Aggregate raster in R with NA values

Question

I have a 1km resolution raster in R with widespread NA values throughout, but at irregular locations (i.e. the cells with data are not contiguous and have NA values scattered throughout). I am trying to aggregate this raster (using aggregate() command in the {raster} package) at, say, 5km resolution (factor=5) with a user-defined function for averaging circular angles (included below). As of now, I can't figure how to get aggregate() (or my function, if that's the problem) to provide a result value unless the raster has a contiguous 5x5 cell area. In other words, where the aggregate window hits a 5x5 cell area with only, say, 5 cells with data values (20 NA cells), I still want it to return an average value for those 2 cells. I've tried modifying the na.action options of both the function and the aggregate() command, with no luck. I'm not super experienced with functions, so the problem may be in there.

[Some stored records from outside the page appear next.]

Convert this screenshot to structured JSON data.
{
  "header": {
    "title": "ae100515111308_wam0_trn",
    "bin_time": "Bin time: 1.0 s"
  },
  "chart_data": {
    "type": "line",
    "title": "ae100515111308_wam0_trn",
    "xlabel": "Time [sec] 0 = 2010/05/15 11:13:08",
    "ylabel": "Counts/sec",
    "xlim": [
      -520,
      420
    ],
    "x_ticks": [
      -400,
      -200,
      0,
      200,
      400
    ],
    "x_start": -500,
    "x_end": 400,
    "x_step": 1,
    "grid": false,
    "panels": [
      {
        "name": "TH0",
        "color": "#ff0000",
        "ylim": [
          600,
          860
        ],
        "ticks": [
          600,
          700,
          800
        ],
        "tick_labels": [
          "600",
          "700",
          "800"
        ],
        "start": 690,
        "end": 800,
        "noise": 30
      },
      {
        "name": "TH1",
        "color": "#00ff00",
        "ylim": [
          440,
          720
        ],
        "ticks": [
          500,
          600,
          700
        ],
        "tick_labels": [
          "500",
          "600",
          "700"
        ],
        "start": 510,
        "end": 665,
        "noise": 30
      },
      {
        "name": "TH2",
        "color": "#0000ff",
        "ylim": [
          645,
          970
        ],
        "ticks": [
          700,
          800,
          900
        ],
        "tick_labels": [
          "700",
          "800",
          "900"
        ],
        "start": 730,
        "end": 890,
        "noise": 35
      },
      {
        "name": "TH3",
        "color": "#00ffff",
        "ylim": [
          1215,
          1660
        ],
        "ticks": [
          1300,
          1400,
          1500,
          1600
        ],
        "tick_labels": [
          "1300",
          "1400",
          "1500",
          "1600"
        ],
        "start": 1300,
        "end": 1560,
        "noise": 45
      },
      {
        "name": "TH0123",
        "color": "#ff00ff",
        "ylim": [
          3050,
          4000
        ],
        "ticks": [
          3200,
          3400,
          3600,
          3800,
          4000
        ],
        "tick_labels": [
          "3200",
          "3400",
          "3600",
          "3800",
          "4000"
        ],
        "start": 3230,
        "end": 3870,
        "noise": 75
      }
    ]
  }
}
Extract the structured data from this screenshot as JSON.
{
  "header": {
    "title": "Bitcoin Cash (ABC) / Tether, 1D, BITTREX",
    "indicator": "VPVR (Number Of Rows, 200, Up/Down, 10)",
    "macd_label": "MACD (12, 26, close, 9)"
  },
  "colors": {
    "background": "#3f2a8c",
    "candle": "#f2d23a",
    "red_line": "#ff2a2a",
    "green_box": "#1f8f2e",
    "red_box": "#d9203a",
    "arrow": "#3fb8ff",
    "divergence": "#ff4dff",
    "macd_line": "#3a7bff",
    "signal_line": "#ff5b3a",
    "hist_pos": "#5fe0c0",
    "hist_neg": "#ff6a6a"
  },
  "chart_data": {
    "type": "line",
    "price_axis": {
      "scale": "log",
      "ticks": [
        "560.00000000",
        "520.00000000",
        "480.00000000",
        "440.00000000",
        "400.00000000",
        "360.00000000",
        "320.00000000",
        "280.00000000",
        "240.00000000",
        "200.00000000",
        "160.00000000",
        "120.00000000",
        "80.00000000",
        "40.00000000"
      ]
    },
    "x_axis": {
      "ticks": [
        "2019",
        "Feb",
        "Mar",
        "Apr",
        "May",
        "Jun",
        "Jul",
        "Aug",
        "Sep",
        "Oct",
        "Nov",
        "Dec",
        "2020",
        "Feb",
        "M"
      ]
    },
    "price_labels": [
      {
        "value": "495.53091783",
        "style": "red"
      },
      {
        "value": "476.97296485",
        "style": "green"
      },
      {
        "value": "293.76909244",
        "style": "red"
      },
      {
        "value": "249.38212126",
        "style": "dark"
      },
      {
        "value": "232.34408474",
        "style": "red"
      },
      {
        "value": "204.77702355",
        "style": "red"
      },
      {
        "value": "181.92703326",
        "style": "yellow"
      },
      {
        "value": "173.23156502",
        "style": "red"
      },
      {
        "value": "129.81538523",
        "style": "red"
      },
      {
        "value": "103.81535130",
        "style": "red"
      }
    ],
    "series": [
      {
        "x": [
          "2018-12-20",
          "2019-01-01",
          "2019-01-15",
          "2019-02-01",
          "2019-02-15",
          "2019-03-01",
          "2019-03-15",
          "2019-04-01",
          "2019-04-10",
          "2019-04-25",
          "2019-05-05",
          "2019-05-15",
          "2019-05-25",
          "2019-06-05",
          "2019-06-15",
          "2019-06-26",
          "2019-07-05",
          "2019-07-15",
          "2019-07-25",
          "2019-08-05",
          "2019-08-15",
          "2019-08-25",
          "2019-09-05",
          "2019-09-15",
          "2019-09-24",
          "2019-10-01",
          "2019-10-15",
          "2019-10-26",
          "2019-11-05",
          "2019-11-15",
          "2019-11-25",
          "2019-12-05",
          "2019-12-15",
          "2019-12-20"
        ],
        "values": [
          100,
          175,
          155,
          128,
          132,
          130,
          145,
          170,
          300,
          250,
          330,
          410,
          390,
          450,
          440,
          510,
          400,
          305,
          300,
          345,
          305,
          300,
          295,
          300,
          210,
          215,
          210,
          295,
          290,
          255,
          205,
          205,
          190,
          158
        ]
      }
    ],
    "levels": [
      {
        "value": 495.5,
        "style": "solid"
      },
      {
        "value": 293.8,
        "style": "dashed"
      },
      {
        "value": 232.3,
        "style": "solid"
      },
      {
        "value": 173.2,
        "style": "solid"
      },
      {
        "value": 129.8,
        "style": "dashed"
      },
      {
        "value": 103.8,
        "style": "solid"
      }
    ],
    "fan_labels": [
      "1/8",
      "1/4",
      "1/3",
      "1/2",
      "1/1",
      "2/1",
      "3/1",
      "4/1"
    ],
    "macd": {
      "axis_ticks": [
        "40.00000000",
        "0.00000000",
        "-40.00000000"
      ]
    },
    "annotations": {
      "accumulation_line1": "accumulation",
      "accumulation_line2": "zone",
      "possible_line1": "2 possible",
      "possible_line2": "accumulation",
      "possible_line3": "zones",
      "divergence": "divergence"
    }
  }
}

Sorry for no working example, but not sure how to generate a similar example raster layer within R.

Here's my circular average function:

library(circular)
avg.ang <- function(x,...){
  mean.circular(circular(x, units="degrees", rotation="clock", zero=pi/2, modulo="2pi"))
}

And here's the aggregate code I'm using (where 'angle' is a 1km raster with NA values scattered throughout):

library(raster)
angle5k <- aggregate(angle, fact=5, fun=avg.ang, expand=T)

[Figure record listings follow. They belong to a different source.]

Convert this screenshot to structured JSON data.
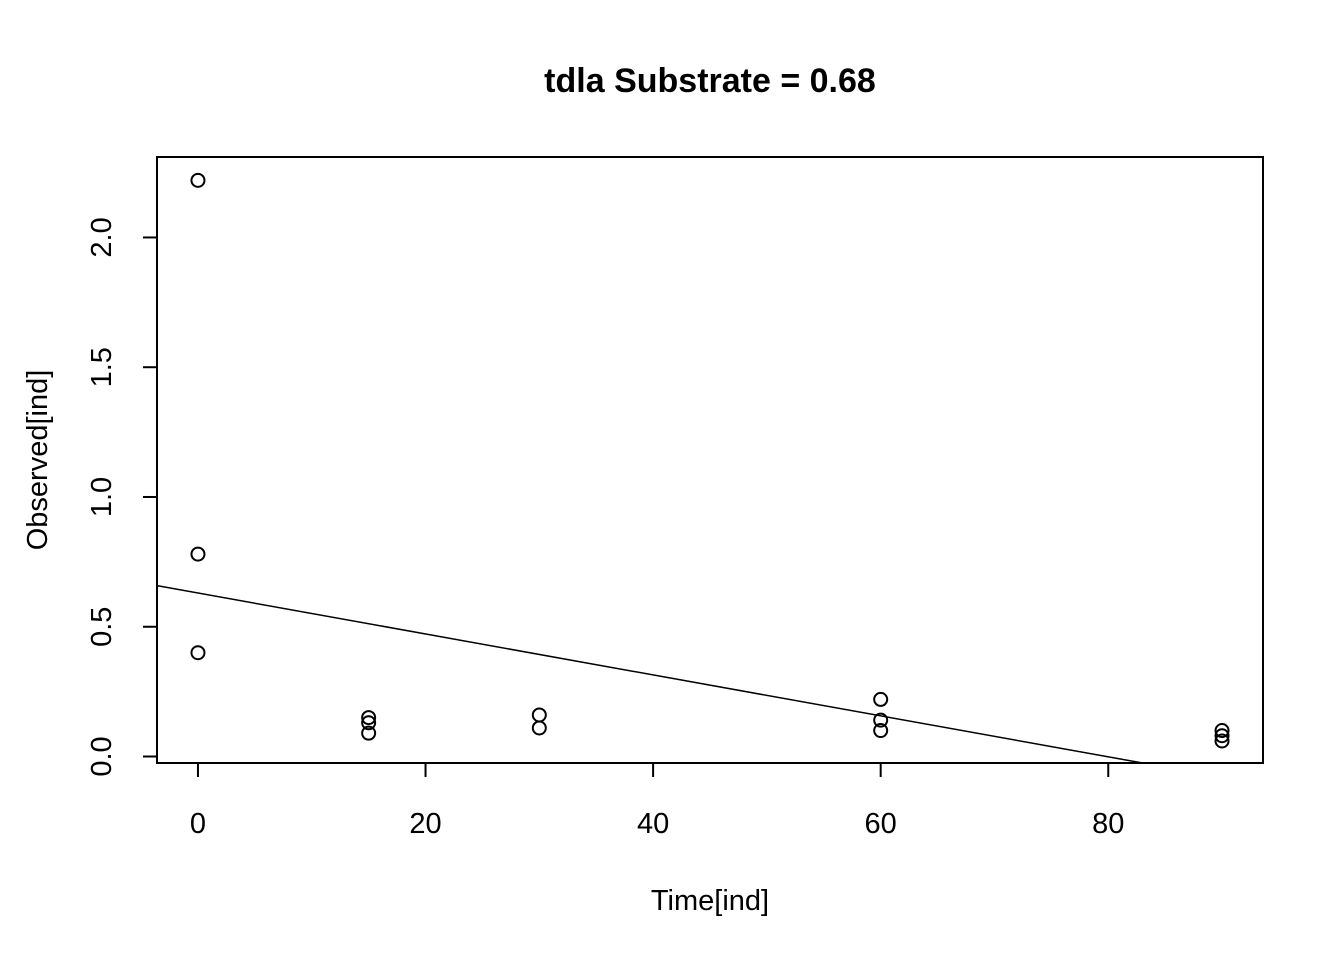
{
  "chart_data": {
    "type": "scatter",
    "title": "tdla Substrate = 0.68",
    "xlabel": "Time[ind]",
    "ylabel": "Observed[ind]",
    "xlim": [
      -3.6,
      93.6
    ],
    "ylim": [
      -0.025,
      2.31
    ],
    "x_ticks": [
      0,
      20,
      40,
      60,
      80
    ],
    "y_ticks": [
      0.0,
      0.5,
      1.0,
      1.5,
      2.0
    ],
    "grid": false,
    "points": [
      {
        "x": 0,
        "y": 2.22
      },
      {
        "x": 0,
        "y": 0.78
      },
      {
        "x": 0,
        "y": 0.4
      },
      {
        "x": 15,
        "y": 0.15
      },
      {
        "x": 15,
        "y": 0.13
      },
      {
        "x": 15,
        "y": 0.09
      },
      {
        "x": 30,
        "y": 0.16
      },
      {
        "x": 30,
        "y": 0.11
      },
      {
        "x": 60,
        "y": 0.22
      },
      {
        "x": 60,
        "y": 0.14
      },
      {
        "x": 60,
        "y": 0.1
      },
      {
        "x": 90,
        "y": 0.1
      },
      {
        "x": 90,
        "y": 0.08
      },
      {
        "x": 90,
        "y": 0.06
      }
    ],
    "fit_line": {
      "intercept": 0.63,
      "slope": -0.00789
    }
  }
}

But this returns a raster layer with a value ONLY at aggregated locations where every cell of the 5x5 window contains a value.

Answer 1

Thanks Josh for the guidance. Here's the modified function that produces what I'm looking for:

avg.ang <- function(x, ...){
  if (sum(is.na(x))==length(x)) {
      NA
  } else {
      round(mean.circular(circular(x, units="degrees", rotation="clock", 
                                   zero=pi/2, modulo="2pi"), na.rm=TRUE)) 
  }
}

The na.rm=TRUE is the key. The if/else statement is to deal with occurrences where all cells=NA (otherwise breaks with an error). If anyone has a more elegant way to deal with the if/else, I'm all ears.